Feeling Guilty When You

Feeling Guilty When You’re Unemployed

There’s a certain funny feeling in my gut (no pun intended) I’ve had lately that has made me feel ill at times. The real irony is that it isn’t my fault, but I can’t help but feel like it is.

When you’re sick and suddenly find yourself unemployed, there is a mad dash of things you have to get in order.

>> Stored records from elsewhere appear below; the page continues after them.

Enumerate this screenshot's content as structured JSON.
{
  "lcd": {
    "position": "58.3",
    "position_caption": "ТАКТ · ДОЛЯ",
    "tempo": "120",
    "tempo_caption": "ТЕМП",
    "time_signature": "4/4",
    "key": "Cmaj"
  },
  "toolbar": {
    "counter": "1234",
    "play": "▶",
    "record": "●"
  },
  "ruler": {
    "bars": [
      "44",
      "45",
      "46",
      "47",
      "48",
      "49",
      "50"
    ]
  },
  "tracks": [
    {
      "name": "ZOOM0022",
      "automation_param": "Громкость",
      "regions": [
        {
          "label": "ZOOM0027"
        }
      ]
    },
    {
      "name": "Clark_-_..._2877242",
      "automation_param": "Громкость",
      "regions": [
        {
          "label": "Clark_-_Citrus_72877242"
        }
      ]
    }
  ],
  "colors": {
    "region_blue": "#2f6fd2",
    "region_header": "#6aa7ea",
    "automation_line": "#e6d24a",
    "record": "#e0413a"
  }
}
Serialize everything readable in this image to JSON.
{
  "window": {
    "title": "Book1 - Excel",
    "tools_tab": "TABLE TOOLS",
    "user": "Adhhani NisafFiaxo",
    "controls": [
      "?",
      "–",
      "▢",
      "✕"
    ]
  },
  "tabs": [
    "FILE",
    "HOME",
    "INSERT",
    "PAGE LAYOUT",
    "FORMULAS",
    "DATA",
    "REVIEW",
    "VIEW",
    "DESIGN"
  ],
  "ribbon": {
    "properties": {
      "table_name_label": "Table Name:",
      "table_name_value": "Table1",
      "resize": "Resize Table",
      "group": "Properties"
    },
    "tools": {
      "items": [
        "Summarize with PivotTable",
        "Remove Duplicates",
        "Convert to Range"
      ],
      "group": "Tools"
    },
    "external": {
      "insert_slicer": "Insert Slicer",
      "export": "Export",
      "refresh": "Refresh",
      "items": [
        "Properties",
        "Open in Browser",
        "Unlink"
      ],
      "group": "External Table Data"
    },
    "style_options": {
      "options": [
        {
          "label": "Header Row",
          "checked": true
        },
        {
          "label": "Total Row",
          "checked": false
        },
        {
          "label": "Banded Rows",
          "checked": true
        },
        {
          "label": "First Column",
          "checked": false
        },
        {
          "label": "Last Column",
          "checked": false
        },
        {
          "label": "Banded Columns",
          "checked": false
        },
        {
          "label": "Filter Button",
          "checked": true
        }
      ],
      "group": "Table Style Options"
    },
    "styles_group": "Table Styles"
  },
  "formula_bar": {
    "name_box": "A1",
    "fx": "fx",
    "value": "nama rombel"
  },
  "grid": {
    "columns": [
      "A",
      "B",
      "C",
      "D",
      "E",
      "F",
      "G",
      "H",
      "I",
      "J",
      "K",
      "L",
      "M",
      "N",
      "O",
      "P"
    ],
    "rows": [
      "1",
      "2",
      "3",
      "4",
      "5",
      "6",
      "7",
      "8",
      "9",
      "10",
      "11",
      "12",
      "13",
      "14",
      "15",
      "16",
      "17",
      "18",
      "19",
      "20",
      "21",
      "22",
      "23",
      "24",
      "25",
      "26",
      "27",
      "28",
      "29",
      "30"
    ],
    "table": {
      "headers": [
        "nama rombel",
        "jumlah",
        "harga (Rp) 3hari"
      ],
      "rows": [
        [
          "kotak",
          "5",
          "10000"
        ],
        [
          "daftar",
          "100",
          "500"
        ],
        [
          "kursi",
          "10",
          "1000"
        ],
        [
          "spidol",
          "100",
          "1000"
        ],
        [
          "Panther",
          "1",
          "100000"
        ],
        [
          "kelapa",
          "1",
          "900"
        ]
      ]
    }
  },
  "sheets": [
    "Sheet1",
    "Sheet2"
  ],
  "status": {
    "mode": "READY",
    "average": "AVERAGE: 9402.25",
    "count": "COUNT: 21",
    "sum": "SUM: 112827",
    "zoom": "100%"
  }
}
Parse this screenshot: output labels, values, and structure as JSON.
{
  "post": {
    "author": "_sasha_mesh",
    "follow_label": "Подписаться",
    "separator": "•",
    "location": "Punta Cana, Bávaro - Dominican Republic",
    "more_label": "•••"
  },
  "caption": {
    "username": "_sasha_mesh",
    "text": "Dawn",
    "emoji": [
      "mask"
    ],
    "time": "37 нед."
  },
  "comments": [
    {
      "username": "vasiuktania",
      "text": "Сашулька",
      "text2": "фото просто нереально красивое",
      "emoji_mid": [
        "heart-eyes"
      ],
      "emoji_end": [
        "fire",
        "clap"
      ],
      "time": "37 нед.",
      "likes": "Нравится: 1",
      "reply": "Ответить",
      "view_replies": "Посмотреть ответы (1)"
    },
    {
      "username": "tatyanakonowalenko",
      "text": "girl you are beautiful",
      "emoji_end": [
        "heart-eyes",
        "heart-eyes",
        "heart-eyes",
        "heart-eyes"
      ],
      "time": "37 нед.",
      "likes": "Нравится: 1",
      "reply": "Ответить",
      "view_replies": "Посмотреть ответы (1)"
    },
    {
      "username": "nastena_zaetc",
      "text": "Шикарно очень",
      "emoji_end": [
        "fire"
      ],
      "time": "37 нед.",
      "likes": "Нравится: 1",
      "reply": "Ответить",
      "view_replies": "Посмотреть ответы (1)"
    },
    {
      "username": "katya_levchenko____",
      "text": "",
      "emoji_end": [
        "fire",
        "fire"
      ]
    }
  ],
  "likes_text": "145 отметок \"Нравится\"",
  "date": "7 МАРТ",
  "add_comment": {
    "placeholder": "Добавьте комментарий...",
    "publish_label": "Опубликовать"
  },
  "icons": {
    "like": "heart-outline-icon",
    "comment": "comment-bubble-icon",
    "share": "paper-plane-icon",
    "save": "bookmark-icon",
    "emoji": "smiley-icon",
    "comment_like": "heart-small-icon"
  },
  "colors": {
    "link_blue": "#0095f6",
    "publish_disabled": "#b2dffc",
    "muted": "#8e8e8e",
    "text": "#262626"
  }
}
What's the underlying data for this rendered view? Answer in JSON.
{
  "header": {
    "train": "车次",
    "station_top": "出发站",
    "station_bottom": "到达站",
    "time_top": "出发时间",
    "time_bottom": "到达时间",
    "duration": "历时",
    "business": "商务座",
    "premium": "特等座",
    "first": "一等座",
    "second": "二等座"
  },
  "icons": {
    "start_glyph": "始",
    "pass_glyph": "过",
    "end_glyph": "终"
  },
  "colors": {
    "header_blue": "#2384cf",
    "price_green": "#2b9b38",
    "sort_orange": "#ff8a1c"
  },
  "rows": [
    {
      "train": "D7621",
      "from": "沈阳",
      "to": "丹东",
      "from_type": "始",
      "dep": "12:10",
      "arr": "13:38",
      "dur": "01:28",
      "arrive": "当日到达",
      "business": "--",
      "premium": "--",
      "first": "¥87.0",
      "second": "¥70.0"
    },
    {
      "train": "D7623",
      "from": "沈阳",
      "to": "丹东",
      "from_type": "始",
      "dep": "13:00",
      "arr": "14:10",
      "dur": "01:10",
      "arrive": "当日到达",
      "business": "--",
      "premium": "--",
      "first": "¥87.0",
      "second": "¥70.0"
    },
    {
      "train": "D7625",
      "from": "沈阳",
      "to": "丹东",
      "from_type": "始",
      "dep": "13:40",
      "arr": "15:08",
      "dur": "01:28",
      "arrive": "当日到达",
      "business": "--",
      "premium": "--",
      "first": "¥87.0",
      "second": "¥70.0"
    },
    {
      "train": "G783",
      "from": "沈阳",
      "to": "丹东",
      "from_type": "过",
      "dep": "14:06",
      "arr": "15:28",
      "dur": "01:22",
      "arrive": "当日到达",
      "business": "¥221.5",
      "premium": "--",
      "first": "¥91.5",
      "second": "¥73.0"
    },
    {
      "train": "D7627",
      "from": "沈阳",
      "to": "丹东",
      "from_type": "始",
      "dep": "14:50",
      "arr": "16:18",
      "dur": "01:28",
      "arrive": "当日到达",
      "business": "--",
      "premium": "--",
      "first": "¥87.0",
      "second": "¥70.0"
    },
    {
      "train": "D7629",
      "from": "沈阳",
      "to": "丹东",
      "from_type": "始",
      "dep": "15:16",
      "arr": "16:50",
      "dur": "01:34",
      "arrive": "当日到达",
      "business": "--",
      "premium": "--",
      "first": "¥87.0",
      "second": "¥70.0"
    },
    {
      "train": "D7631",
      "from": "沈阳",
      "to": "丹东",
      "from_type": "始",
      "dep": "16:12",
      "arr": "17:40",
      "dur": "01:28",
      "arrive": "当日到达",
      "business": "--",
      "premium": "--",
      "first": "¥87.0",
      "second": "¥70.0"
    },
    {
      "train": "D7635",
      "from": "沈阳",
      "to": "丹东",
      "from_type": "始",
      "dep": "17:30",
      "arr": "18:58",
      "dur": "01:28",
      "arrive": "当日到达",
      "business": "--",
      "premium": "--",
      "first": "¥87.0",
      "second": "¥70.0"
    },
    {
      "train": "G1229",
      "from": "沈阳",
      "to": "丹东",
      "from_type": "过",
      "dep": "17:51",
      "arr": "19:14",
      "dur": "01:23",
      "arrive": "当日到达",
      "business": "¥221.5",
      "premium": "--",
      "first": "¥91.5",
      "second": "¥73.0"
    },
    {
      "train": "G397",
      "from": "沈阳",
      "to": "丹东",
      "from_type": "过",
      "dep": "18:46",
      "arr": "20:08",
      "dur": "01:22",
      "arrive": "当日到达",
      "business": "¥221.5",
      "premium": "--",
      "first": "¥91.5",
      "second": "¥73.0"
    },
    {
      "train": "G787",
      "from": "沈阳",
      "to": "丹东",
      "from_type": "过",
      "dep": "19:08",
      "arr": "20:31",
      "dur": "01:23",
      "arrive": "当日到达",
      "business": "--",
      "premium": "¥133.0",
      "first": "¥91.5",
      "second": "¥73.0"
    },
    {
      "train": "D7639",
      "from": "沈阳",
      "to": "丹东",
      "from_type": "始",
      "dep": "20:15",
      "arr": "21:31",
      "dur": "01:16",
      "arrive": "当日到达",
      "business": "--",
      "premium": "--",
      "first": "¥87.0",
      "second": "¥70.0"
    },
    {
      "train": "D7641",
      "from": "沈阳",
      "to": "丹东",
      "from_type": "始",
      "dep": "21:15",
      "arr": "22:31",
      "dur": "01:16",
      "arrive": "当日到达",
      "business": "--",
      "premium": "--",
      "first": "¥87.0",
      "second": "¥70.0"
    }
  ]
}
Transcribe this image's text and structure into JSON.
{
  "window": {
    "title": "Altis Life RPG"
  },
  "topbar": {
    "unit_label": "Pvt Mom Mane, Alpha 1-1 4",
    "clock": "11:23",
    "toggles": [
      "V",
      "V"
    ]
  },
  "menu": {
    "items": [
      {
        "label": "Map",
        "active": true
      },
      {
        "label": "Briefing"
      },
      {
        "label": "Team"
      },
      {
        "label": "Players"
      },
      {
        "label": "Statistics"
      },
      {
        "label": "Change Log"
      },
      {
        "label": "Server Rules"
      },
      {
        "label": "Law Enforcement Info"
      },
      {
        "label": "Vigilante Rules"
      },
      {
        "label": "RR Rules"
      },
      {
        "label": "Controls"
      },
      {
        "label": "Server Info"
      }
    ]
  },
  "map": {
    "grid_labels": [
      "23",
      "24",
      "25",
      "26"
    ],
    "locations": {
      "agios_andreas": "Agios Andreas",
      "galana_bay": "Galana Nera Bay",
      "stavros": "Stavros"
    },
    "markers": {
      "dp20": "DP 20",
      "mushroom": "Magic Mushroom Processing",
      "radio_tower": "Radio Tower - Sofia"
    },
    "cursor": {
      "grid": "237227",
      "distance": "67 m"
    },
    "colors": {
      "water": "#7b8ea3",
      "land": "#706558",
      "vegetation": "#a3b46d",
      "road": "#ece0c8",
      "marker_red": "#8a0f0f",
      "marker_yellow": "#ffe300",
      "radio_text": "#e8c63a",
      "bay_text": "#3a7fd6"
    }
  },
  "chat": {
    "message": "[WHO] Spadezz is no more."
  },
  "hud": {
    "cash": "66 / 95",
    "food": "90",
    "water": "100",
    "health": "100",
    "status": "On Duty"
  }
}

How will you cover your housing? What will you have to do in order to pay for all of your needs? You boil your life down to the minute and hour of odd jobs you’ve been doing while wondering how in the world your body will hold up trying to do part time jobs when you couldn’t manage a life of full-time work.


You begin to feel unworthy, unsuccessful and you find yourself critiquing every minuscule characteristic about yourself. When you apply for jobs you know you’re qualified, or even over-qualified for, yet you hear no response, you feel even worse about yourself.

Am I worthless because of my disability?

Has my disability made me this worthless or is it me?

Many times, filing for disability has come across my mind, but every time, it’s negated with thoughts that I wouldn’t be supported by friends and family to do so. Because they might think I’m “too healthy”. There’s been guilt even contemplating filing for disability. How is that even fair?!

I’ve taken a lot of part-time work lately for little money, because I know the gigs that are only a few days or even only a day are much easier than committing to something full-time, as I’m not certain I feel healthy enough to be doing full-time work. Starting my new medication soon, hopefully I will get my life back, but there will always be worry of “what if this doesn’t work?” or “what if it doesn’t work and I have to have my big surgery?

How will I even pay for all of this?

Job searching with chronic illness is the most anxious, nauseating and terrifying thing I’ve yet to do with this disease and I’ve been through a lot. Putting one foot in front of the other and consistently trying to apply to places that I know I would serve best and would fit my condition is what gives me hope.

How about you? Have you ever felt this anxiety when unemployed? I’d love to hear your thoughts in the comments section! 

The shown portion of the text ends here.